The strength of this study is the use of population-based data that are highly representative of the general population. Although this cohort study revealed an association between PUD and the subsequent risk of osteoporosis, some limitations of this study must be considered. First, the health insurance data analyzed in this study did not include laboratory data, lifestyle data, exercise capacity, body weight, nutrition supplement, or family history of systemic diseases. The measurement of osteoporosis risk in this study did not control for all these factors. Some of these factors include tobacco use, alcohol consumption, and body mass index. Because of the lack of information on healthy behaviors and body weight in NHIRD, we considered tobacco use disorder, obesity, and alcohol attributed diseases instead of cigarette smoke, body mass index, and alcohol consumption in the Cox proportional hazard regression.⁹ Second, the main focus of diagnostic codes in the NHI claims data is administrative billing, and verifying data for scientific purposes could not be easily achieved. For example, the patients could not be contacted directly for additional information because identification numbers are used to ensure anonymity. However, medical experts from the BNHI perform regular audits to ascertain the accuracy of insurance claim codes. Third, this retrospective cohort study is subject to bias from unknown confounding variables. However, the data analysis included medications and the number of comorbidities, and osteoporosis risk did not significantly differ between patients who had 3 comorbidities and those who had more than 3 comorbidities. Therefore, the data for PUD and osteoporosis diagnoses can be considered highly reliable. Nevertheless, further unbiased studies in a larger population are needed to explore the underlying mechanisms of these relationships.

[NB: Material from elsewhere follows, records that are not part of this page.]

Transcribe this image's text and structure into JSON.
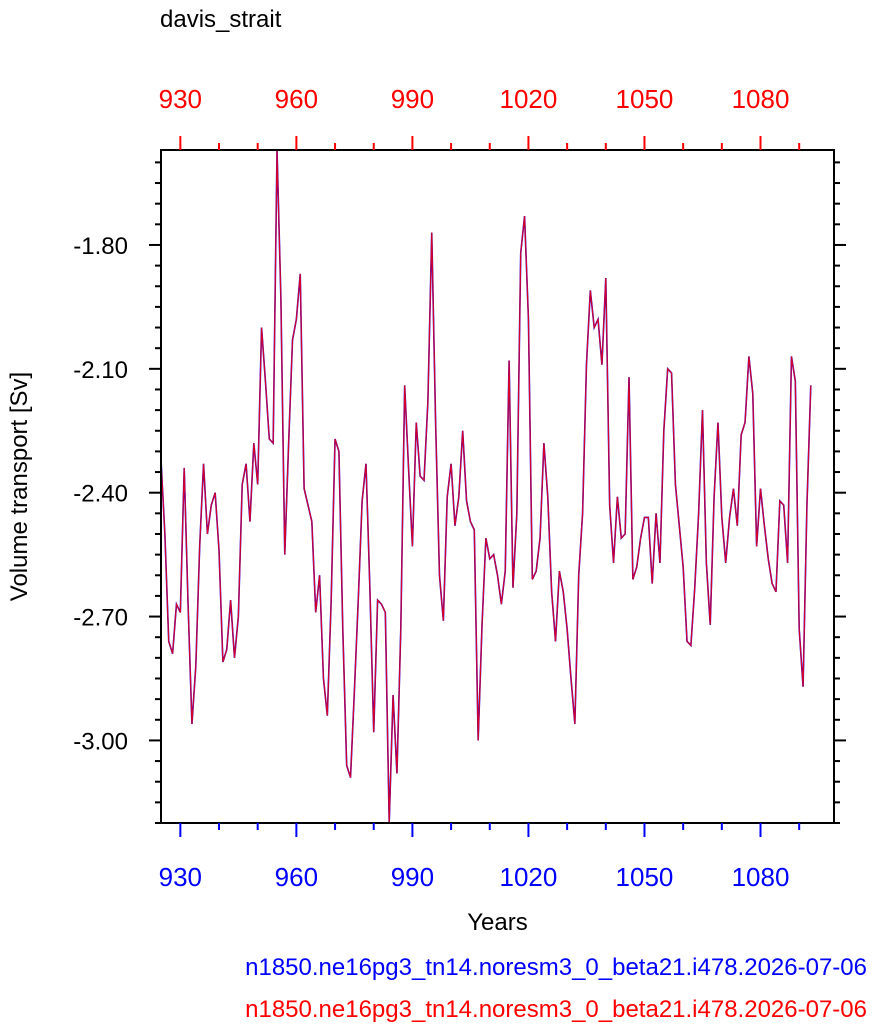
{
  "chart_data": {
    "type": "line",
    "title": "davis_strait",
    "xlabel": "Years",
    "ylabel": "Volume transport [Sv]",
    "xlim": [
      925,
      1099
    ],
    "ylim": [
      -3.2,
      -1.57
    ],
    "x_ticks": [
      "930",
      "960",
      "990",
      "1020",
      "1050",
      "1080"
    ],
    "x_tick_values": [
      930,
      960,
      990,
      1020,
      1050,
      1080
    ],
    "y_ticks": [
      "-1.80",
      "-2.10",
      "-2.40",
      "-2.70",
      "-3.00"
    ],
    "y_tick_values": [
      -1.8,
      -2.1,
      -2.4,
      -2.7,
      -3.0
    ],
    "grid": false,
    "colors": {
      "bottom_axis": "#0000ff",
      "top_axis": "#ff0000",
      "line_a": "#0000ff",
      "line_b": "#ff0000"
    },
    "series": [
      {
        "name": "n1850.ne16pg3_tn14.noresm3_0_beta21.i478.2026-07-06",
        "color": "#0000ff",
        "x_start": 925,
        "x_step": 1,
        "values": [
          -2.32,
          -2.5,
          -2.76,
          -2.79,
          -2.67,
          -2.69,
          -2.34,
          -2.67,
          -2.96,
          -2.82,
          -2.53,
          -2.33,
          -2.5,
          -2.43,
          -2.4,
          -2.54,
          -2.81,
          -2.78,
          -2.66,
          -2.8,
          -2.7,
          -2.38,
          -2.33,
          -2.47,
          -2.28,
          -2.38,
          -2.0,
          -2.13,
          -2.27,
          -2.28,
          -1.57,
          -1.93,
          -2.55,
          -2.28,
          -2.03,
          -1.98,
          -1.87,
          -2.39,
          -2.43,
          -2.47,
          -2.69,
          -2.6,
          -2.85,
          -2.94,
          -2.66,
          -2.27,
          -2.3,
          -2.73,
          -3.06,
          -3.09,
          -2.88,
          -2.66,
          -2.42,
          -2.33,
          -2.63,
          -2.98,
          -2.66,
          -2.67,
          -2.69,
          -3.2,
          -2.89,
          -3.08,
          -2.73,
          -2.14,
          -2.34,
          -2.53,
          -2.23,
          -2.36,
          -2.37,
          -2.18,
          -1.77,
          -2.23,
          -2.6,
          -2.71,
          -2.41,
          -2.33,
          -2.48,
          -2.41,
          -2.25,
          -2.42,
          -2.47,
          -2.49,
          -3.0,
          -2.72,
          -2.51,
          -2.56,
          -2.55,
          -2.6,
          -2.67,
          -2.59,
          -2.08,
          -2.63,
          -2.45,
          -1.82,
          -1.73,
          -1.98,
          -2.61,
          -2.59,
          -2.51,
          -2.28,
          -2.41,
          -2.64,
          -2.76,
          -2.59,
          -2.64,
          -2.73,
          -2.85,
          -2.96,
          -2.6,
          -2.45,
          -2.09,
          -1.91,
          -2.0,
          -1.98,
          -2.09,
          -1.88,
          -2.43,
          -2.57,
          -2.41,
          -2.51,
          -2.5,
          -2.12,
          -2.61,
          -2.58,
          -2.51,
          -2.46,
          -2.46,
          -2.62,
          -2.45,
          -2.57,
          -2.25,
          -2.1,
          -2.11,
          -2.38,
          -2.48,
          -2.58,
          -2.76,
          -2.77,
          -2.63,
          -2.45,
          -2.2,
          -2.57,
          -2.72,
          -2.41,
          -2.23,
          -2.46,
          -2.57,
          -2.46,
          -2.39,
          -2.48,
          -2.26,
          -2.23,
          -2.07,
          -2.16,
          -2.53,
          -2.39,
          -2.48,
          -2.56,
          -2.62,
          -2.64,
          -2.42,
          -2.43,
          -2.57,
          -2.07,
          -2.13,
          -2.73,
          -2.87,
          -2.43,
          -2.14
        ]
      },
      {
        "name": "n1850.ne16pg3_tn14.noresm3_0_beta21.i478.2026-07-06",
        "color": "#ff0000",
        "x_start": 925,
        "x_step": 1,
        "same_values_as_series": 0
      }
    ]
  }
}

In conclusion, since this study identified an increased osteoporosis risk in PUD patients, PUD may be an early predictor of osteoporosis. Use of PPIs was also associated with an increased subsequent risk of osteoporosis. Physicians should be alerted to these associations so that patients at risk for osteoporosis can be identified at an early stage. Since examination for osteoporosis can be performed easily and noninvasively, BMD should be measured in PUD patients, especially those with PPIs use.